I have a value that I have stored in a string. I would like to append that value only to rows that meet certain criteria, and not to any others.
The following image shows the tables I need to parse. I can easily parse the file with BeautifulSoup
and turn it into a Pandas
DataFrame, but for both of the tables below I'm struggling to capture and append the Package
prices to the entire DataFrame. Ideally the Price values would go alongside every Fish-Weight pair; so a single column of the same Price value.
Here is the code I use to parse the tables:
with open(file_path) as in_f:
msg = email.message_from_file(in_f) #type: <class 'email.message.Messgae'>
html_msg = msg.get_payload(1) #type: <class 'email.message.Message'>
body = html_msg.get_payload(decode=True) #type: <class 'bytes'> or type: 'int'
html = body.decode() #type: <class 'str'>
tablez = BeautifulSoup(html).find_all("table") #type: <class 'bs4.element.ResultSet'>
data = []
for table in tablez:
for row in table.find_all("tr"):
data.append([cell.text.strip() for cell in row.find_all("td")])
fish_frame = pd.DataFrame(data)
This is what data
is:
data: [['Species', 'Price', 'Weight'], ['GBW Cod', '.55', '8,059'], ['GBE Haddock', '.03', '14,628'], ['GBW Haddock', '.02', '87,451'], ['GB YT', '1.50', '1,818'], ['Witch', '1.25', '1,414'], ['GB Winter', '.40', '23,757'], ['Redfish', '.02', '123'], ['White Hake', '.40', '934'], ['Pollock', '.02', '7,900'], ['Package Price:', '', '$21,151.67'], ['Species', 'Weight'], ['GBE Cod', '820'], ['GBW Cod', '15,279'], ['GBE Haddock', '32,250'], ['GBW Haddock', '192,793'], ['GB YT', '6,239'], ['SNE YT', '2,018'], ['GOM YT', '1,511'], ['Plaice', '2,944'], ['Witch', '1,100'], ['GB Winter', '158,608'], ['White Hake', '31'], ['Pollock', '1,983'], ['SNE Winter', '7,257'], ['Price', '$58,500.00'], ['Species', 'Weight'], ['GBE Cod', '792'], ['GBW Cod', '14,767'], ['GBE Haddock', '29,199'], ['GBW Haddock', '174,556'], ['GB YT', '5,268'], ['SNE YT', '544'], ['GOM YT', '1,957'], ['Plaice', '2,452'], ['Witch', '896'], ['GB Winter', '163,980'], ['White Hake', '8'], ['Pollock', '1,743'], ['SNE Winter', '3,709'], ['Price', '$57,750.00']]

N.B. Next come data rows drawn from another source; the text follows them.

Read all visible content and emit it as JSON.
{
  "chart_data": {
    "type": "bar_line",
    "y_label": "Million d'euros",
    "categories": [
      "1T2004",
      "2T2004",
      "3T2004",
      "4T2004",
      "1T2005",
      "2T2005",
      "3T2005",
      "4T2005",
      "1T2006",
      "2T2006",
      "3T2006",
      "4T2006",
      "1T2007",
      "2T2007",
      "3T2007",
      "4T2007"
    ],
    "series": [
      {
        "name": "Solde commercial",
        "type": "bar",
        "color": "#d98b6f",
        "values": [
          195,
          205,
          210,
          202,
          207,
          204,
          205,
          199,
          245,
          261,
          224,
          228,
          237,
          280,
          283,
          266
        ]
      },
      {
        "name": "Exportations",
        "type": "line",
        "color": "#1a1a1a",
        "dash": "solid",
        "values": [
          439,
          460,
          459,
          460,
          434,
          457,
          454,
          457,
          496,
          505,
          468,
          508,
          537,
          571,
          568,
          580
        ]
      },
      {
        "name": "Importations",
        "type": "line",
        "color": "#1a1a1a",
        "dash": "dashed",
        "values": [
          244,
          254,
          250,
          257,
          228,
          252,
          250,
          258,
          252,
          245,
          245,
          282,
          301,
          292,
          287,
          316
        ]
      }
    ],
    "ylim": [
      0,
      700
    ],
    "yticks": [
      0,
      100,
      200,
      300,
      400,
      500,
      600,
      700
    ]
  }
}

And then I use this bit of code to capture the Package
price:
stew = BeautifulSoup(html, 'html.parser')
chunks = stew.find_all('p', {'class' : "MsoNormal"})
for line in chunks:
if 'Package' in line.text:
package_price = line.text
print("package_price:", package_price)
But I'm now struggling to add that Price value to its own column in the dataframe. Doing a command such as fish_frame = pd.DataFrame(package_price)
results in:
Traceback (most recent call last):
File "Z:/Code/NEFS_stock_then_weight_attempt3.py", line 236, in <module>
fish_frame = pd.DataFrame(package_price)
File "C:\Users\stephen.mahala\AppData\Local\Programs\Python\Python35-32\lib\site-packages\pandas\core\frame.py", line 345, in __init__
raise PandasError('DataFrame constructor not properly called!')
pandas.core.common.PandasError: DataFrame constructor not properly called!

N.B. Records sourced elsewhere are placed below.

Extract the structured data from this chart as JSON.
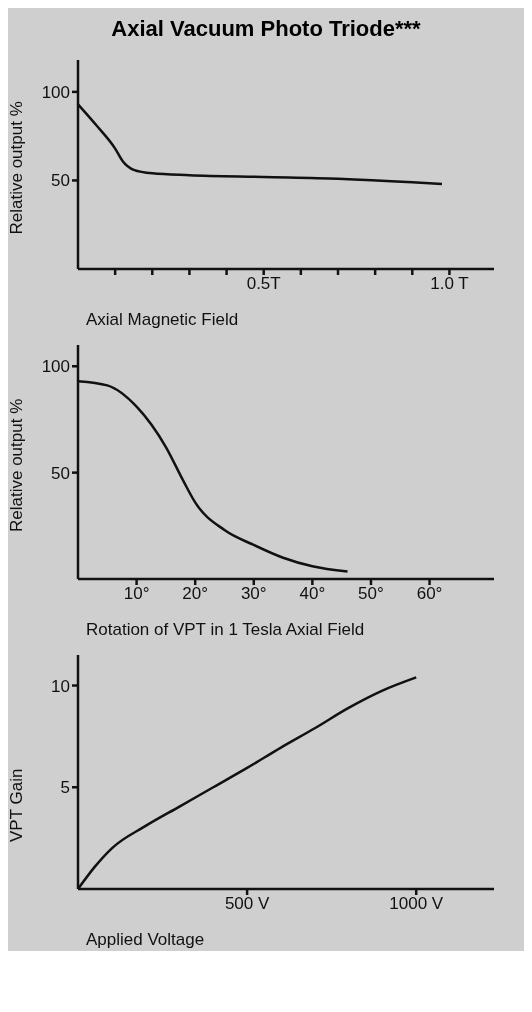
{
  "chart_data": [
    {
      "type": "line",
      "title": "Axial Vacuum Photo Triode***",
      "xlabel": "Axial Magnetic Field",
      "ylabel": "Relative output %",
      "x": [
        0,
        0.05,
        0.1,
        0.12,
        0.15,
        0.2,
        0.3,
        0.5,
        0.7,
        0.9,
        0.98
      ],
      "series": [
        {
          "color": "#111111",
          "values": [
            93,
            81,
            68,
            61,
            56,
            54,
            53,
            52,
            51,
            49,
            48
          ]
        }
      ],
      "xlim": [
        0,
        1.12
      ],
      "ylim": [
        0,
        118
      ],
      "xticks": [
        {
          "value": 0.1,
          "label": null
        },
        {
          "value": 0.2,
          "label": null
        },
        {
          "value": 0.3,
          "label": null
        },
        {
          "value": 0.4,
          "label": null
        },
        {
          "value": 0.5,
          "label": "0.5T"
        },
        {
          "value": 0.6,
          "label": null
        },
        {
          "value": 0.7,
          "label": null
        },
        {
          "value": 0.8,
          "label": null
        },
        {
          "value": 0.9,
          "label": null
        },
        {
          "value": 1.0,
          "label": "1.0 T"
        }
      ],
      "yticks": [
        50,
        100
      ]
    },
    {
      "type": "line",
      "xlabel": "Rotation of VPT in 1 Tesla Axial Field",
      "ylabel": "Relative output %",
      "x": [
        0,
        5,
        10,
        15,
        18,
        20,
        25,
        30,
        35,
        40,
        46
      ],
      "series": [
        {
          "color": "#111111",
          "values": [
            93,
            91,
            81,
            62,
            46,
            36,
            23,
            16,
            10,
            6,
            3.5
          ]
        }
      ],
      "xlim": [
        0,
        71
      ],
      "ylim": [
        0,
        110
      ],
      "xticks": [
        {
          "value": 10,
          "label": "10°"
        },
        {
          "value": 20,
          "label": "20°"
        },
        {
          "value": 30,
          "label": "30°"
        },
        {
          "value": 40,
          "label": "40°"
        },
        {
          "value": 50,
          "label": "50°"
        },
        {
          "value": 60,
          "label": "60°"
        }
      ],
      "yticks": [
        50,
        100
      ]
    },
    {
      "type": "line",
      "xlabel": "Applied Voltage",
      "ylabel": "VPT Gain",
      "x": [
        0,
        50,
        100,
        200,
        300,
        400,
        500,
        600,
        700,
        800,
        900,
        1000
      ],
      "series": [
        {
          "color": "#111111",
          "values": [
            0,
            1.1,
            2.0,
            3.1,
            4.05,
            5.0,
            5.95,
            6.95,
            7.9,
            8.9,
            9.75,
            10.4
          ]
        }
      ],
      "xlim": [
        0,
        1230
      ],
      "ylim": [
        0,
        11.5
      ],
      "xticks": [
        {
          "value": 500,
          "label": "500 V"
        },
        {
          "value": 1000,
          "label": "1000 V"
        }
      ],
      "yticks": [
        5,
        10
      ]
    }
  ]
}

due to reasons that are unknown to me. Turning it into a list
, however, results in the string being broken up and each character becoming its own list, and therefore each of those becomes its own cell in the DataFrame.
Is there a method with Pandas
or with BeautifulSoup
that I'm unaware of that will simplify the process of adding this single value to my DataFrame?